4. Talk about how you are feeling

It’s good to talk to someone you trust about your situation, whether that’s a family member, friend or someone at work. They can support you, or help come up with a plan for what to do. If you are struggling with how you are feeling, there are lots of mental health charities who can help – no matter how big or how small the problem feels.

5. Be kind to yourself

For many people, facing job loss or financial difficulties has nothing to do with their personal actions. Try to be kind, do not blame yourself and remember that this situation is not permanent. If you’re struggling with feelings of uncertainty, try to accept that you cannot control everything, and focus your time and energy on the things you can control.

6. Maintain a routine

If you are no longer working then it’s important to still keep to a routine. Having a structure to your day helps you avoid bad habits, gives you a sense of purpose and boosts your mood. This can be hard if you are feeling low – start with easier activities and, as you progress, your mood should improve. Try to wake up and go to bed at the same time each day. You might even find it helpful to write a plan for your week. Fill your day with positive activities, such as cleaning, cooking or exercise, and meaningful activities like reading or getting in touch with friends.

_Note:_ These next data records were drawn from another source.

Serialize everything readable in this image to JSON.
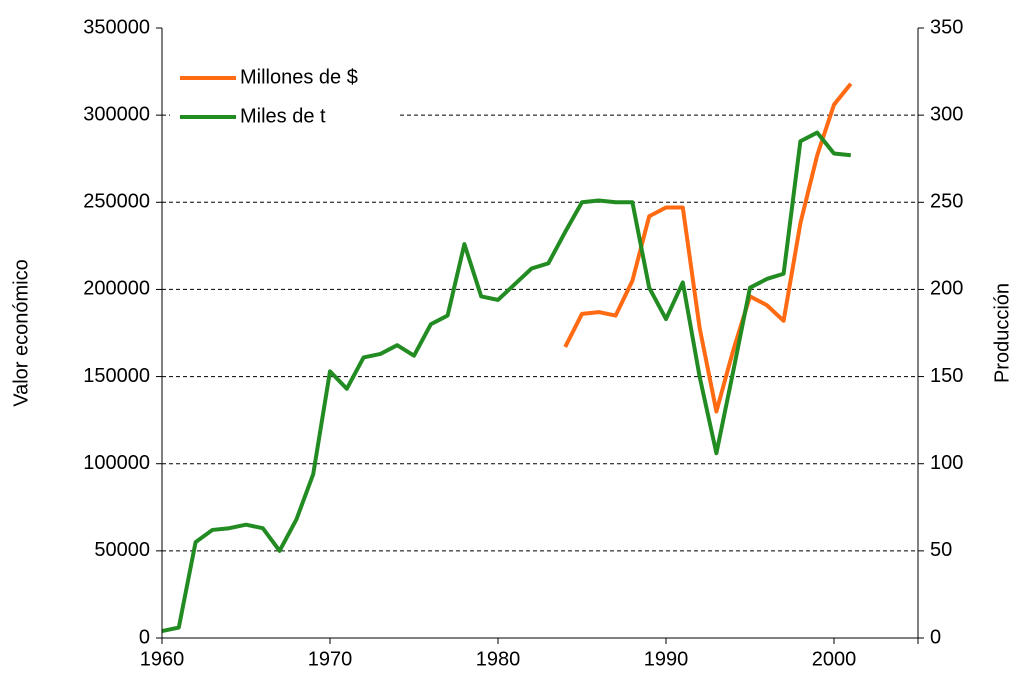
{
  "chart_data": {
    "type": "line",
    "y_label": "Valor económico",
    "y2_label": "Producción",
    "x": [
      1960,
      1961,
      1962,
      1963,
      1964,
      1965,
      1966,
      1967,
      1968,
      1969,
      1970,
      1971,
      1972,
      1973,
      1974,
      1975,
      1976,
      1977,
      1978,
      1979,
      1980,
      1981,
      1982,
      1983,
      1984,
      1985,
      1986,
      1987,
      1988,
      1989,
      1990,
      1991,
      1992,
      1993,
      1994,
      1995,
      1996,
      1997,
      1998,
      1999,
      2000,
      2001
    ],
    "series": [
      {
        "name": "Millones de $",
        "color": "#ff6a13",
        "values": [
          null,
          null,
          null,
          null,
          null,
          null,
          null,
          null,
          null,
          null,
          null,
          null,
          null,
          null,
          null,
          null,
          null,
          null,
          null,
          null,
          null,
          null,
          null,
          null,
          167000,
          186000,
          187000,
          185000,
          205000,
          242000,
          247000,
          247000,
          178000,
          130000,
          165000,
          196000,
          191000,
          182000,
          238000,
          277000,
          306000,
          318000
        ]
      },
      {
        "name": "Miles de t",
        "color": "#228b22",
        "axis": "y2",
        "values": [
          4,
          6,
          55,
          62,
          63,
          65,
          63,
          50,
          68,
          94,
          153,
          143,
          161,
          163,
          168,
          162,
          180,
          185,
          226,
          196,
          194,
          203,
          212,
          215,
          233,
          250,
          251,
          250,
          250,
          201,
          183,
          204,
          150,
          106,
          153,
          201,
          206,
          209,
          285,
          290,
          278,
          277
        ]
      }
    ],
    "xlim": [
      1960,
      2005
    ],
    "xticks": [
      1960,
      1970,
      1980,
      1990,
      2000
    ],
    "ylim": [
      0,
      350000
    ],
    "yticks": [
      0,
      50000,
      100000,
      150000,
      200000,
      250000,
      300000,
      350000
    ],
    "y2lim": [
      0,
      350
    ],
    "y2ticks": [
      0,
      50,
      100,
      150,
      200,
      250,
      300,
      350
    ],
    "grid": true,
    "legend": "upper left"
  }
}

You could also commit to spending some of your usual working hours looking for new jobs, but make sure you switch off at the end of the day and relax.

7. Clear your mind

Make time to relax your mind. This can help with difficult emotions and worries, and improve our wellbeing. Relaxation techniques can also help deal with feelings of anxiety – try listening to our relaxation audio. Taking a moment to pause and focus on your breathing can really help you feel more calm and present. Even taking a few deep breaths in and out can help, or try our mindful breathing exercise video to guide you.